Published: · Region: Middle East · Category: geopolitics

CENTCOM’s Seventh Straight Night of Strikes Tests Iran’s Threat to Go ‘Beyond Deterrence’

U.S. Central Command says it has hit Iranian military targets for the seventh night in a row, even as a senior adviser to Iran’s supreme leader declares ‘the policy of both war and negotiation is over’ and threatens waves of drones and missiles. The collision between a U.S. degradation campaign and Tehran’s promise to move to ‘offense and complete destruction’ leaves bases, ships, and partners across the region in the line of fire.

The United States and Iran are slipping into a punishing rhythm of strike and counter-threat that leaves little room for de-escalation and pushes the region closer to direct confrontation.

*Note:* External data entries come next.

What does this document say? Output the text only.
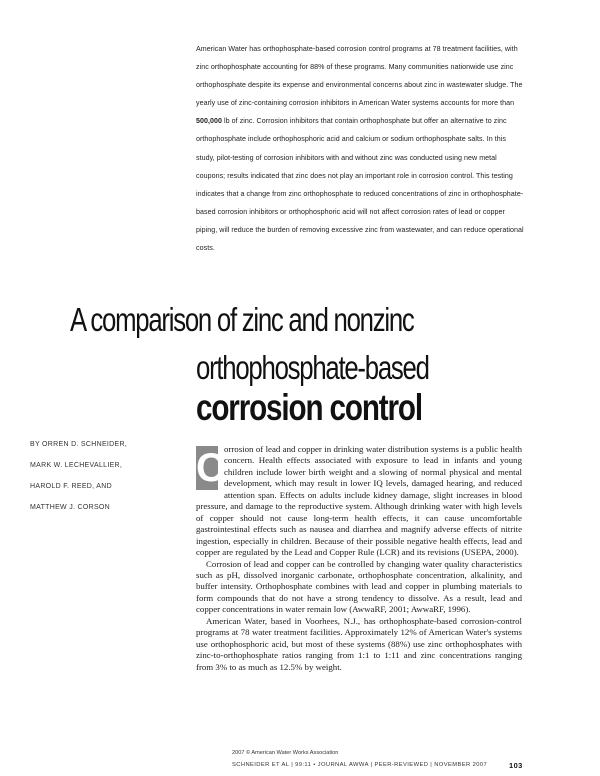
American Water has orthophosphate-based corrosion control programs at 78 treatment facilities, with zinc orthophosphate accounting for 88% of these programs. Many communities nationwide use zinc orthophosphate despite its expense and environmental concerns about zinc in wastewater sludge. The yearly use of zinc-containing corrosion inhibitors in American Water systems accounts for more than 500,000 lb of zinc. Corrosion inhibitors that contain orthophosphate but offer an alternative to zinc orthophosphate include orthophosphoric acid and calcium or sodium orthophosphate salts. In this study, pilot-testing of corrosion inhibitors with and without zinc was conducted using new metal coupons; results indicated that zinc does not play an important role in corrosion control. This testing indicates that a change from zinc orthophosphate to reduced concentrations of zinc in orthophosphate-based corrosion inhibitors or orthophosphoric acid will not affect corrosion rates of lead or copper piping, will reduce the burden of removing excessive zinc from wastewater, and can reduce operational costs.
A comparison of zinc and nonzinc
orthophosphate-based
corrosion control
BY ORREN D. SCHNEIDER,
MARK W. LECHEVALLIER,
HAROLD F. REED, AND
MATTHEW J. CORSON

C orrosion of lead and copper in drinking water distribution systems is a public health concern. Health effects associated with exposure to lead in infants and young children include lower birth weight and a slowing of normal physical and mental development, which may result in lower IQ levels, damaged hearing, and reduced attention span. Effects on adults include kidney damage, slight increases in blood pressure, and damage to the reproductive system. Although drinking water with high levels of copper should not cause long-term health effects, it can cause uncomfortable gastrointestinal effects such as nausea and diarrhea and magnify adverse effects of nitrite ingestion, especially in children. Because of their possible negative health effects, lead and copper are regulated by the Lead and Copper Rule (LCR) and its revisions (USEPA, 2000).

Corrosion of lead and copper can be controlled by changing water quality characteristics such as pH, dissolved inorganic carbonate, orthophosphate concentration, alkalinity, and buffer intensity. Orthophosphate combines with lead and copper in plumbing materials to form compounds that do not have a strong tendency to dissolve. As a result, lead and copper concentrations in water remain low (AwwaRF, 2001; AwwaRF, 1996).

American Water, based in Voorhees, N.J., has orthophosphate-based corrosion-control programs at 78 water treatment facilities. Approximately 12% of American Water's systems use orthophosphoric acid, but most of these systems (88%) use zinc orthophosphates with zinc-to-orthophosphate ratios ranging from 1:1 to 1:11 and zinc concentrations ranging from 3% to as much as 12.5% by weight.

2007 © American Water Works Association
SCHNEIDER ET AL | 99:11 • JOURNAL AWWA | PEER-REVIEWED | NOVEMBER 2007	103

On 17 July at 19:54 UTC, U.S. Central Command said it had launched another round of strikes against Iran at 3 p.m. Eastern Time, marking the seventh consecutive night of attacks. CENTCOM described the operation as part of an ongoing campaign to degrade Iranian military capabilities “at the Commander in Chief’s direction,” without specifying exact target sets. The sustained tempo signals Washington’s willingness to accept the risks of a rolling air operation rather than a single, contained punitive blow.

Tehran’s answer has been both kinetic and rhetorical. Across the same 24-hour window, Iran claimed responsibility for attacks from Iraqi Kurdistan to the Strait of Hormuz and the northern Indian Ocean, while a senior official close to Supreme Leader Ali Khamenei laid out a new doctrine on state television. Mohsen Rezaee, a senior adviser to the supreme leader and former IRGC commander, declared that “the policy of both war and negotiation is over” and framed current actions as a “stage of retaliation” and “deterrence” in which Iran is already “hitting hard.”

Rezaee went further, warning that in the “coming days” Iran would increase the intensity of its operations and that Americans should “wait for waves of drones” and “waves of missiles.” In the most explicit threat, he said that if U.S. attacks continue for another two to three days, Iran’s armed forces would move beyond deterrence and retaliation into a phase of “offense and complete destruction,” pursuing U.S. bases and soldiers “beyond political borders” and directly targeting them wherever they are deployed.

For U.S. troops and commanders spread across bases in Iraq, Syria, the Gulf, and the wider region, those words translate into a heightened alert posture and the prospect that facilities once seen as rear areas could become primary targets. Air-defense crews are already intercepting drones and, reportedly, missiles over Erbil in Iraqi Kurdistan. Logistics officers must now assume that fuel dumps, ammunition storage, and command centers are being mapped by Iranian planners for possible inclusion in a broader campaign of strikes.

The strategic logic on both sides is colliding. Washington is attempting to systematically erode Iran’s ability to project power and threaten U.S. forces and shipping, betting that sustained pressure will restore deterrence without forcing Tehran into an all-out response. Tehran, for its part, is signaling that it views this level of attrition as intolerable and is prepared to expand the conflict’s geography—hitting U.S.-linked assets from Iraq to the Indian Ocean and pressuring regional partners like Kuwait—if strikes continue.

Iran’s threats also intersect with U.S. preparations elsewhere. Israeli media report that more than 60 U.S. aerial refueling aircraft have deployed to Israel, with dozens parked at Ben Gurion Airport and others expected at Israeli Air Force bases. Washington has not publicly tied that deployment to Iran, but the concentration of tankers in theater could support a sustained air campaign or rapid surge, a fact Iranian planners will not have missed as they calibrate their warnings.

The broader pattern is one of escalating interdependence: the more the U.S. leans on nightly strikes and maritime enforcement measures that resemble a naval blockade, the more Iran responds with attacks on regional infrastructure and threats to U.S. bases far from its borders. Each side sees its own moves as restoring deterrence, but together they create a ladder of escalation with fewer rungs left before direct state-on-state clashes become hard to limit.

One line from Rezaee captures the stakes: Iran no longer treats “war and negotiation” as parallel tracks—it is signaling that only confrontation remains on the table if U.S. force continues at this intensity. For policymakers, that means the margin for miscalculation is narrowing rapidly.

In the coming days, the most telling indicators will be whether CENTCOM maintains or increases its nightly strike tempo; whether Iran carries out the “waves” of drone and missile attacks Rezaee promised; how openly Washington and its partners acknowledge new deployments and defensive measures; and whether any strike causes mass U.S. or allied casualties, a threshold that could force both capitals into decisions they have so far tried to avoid.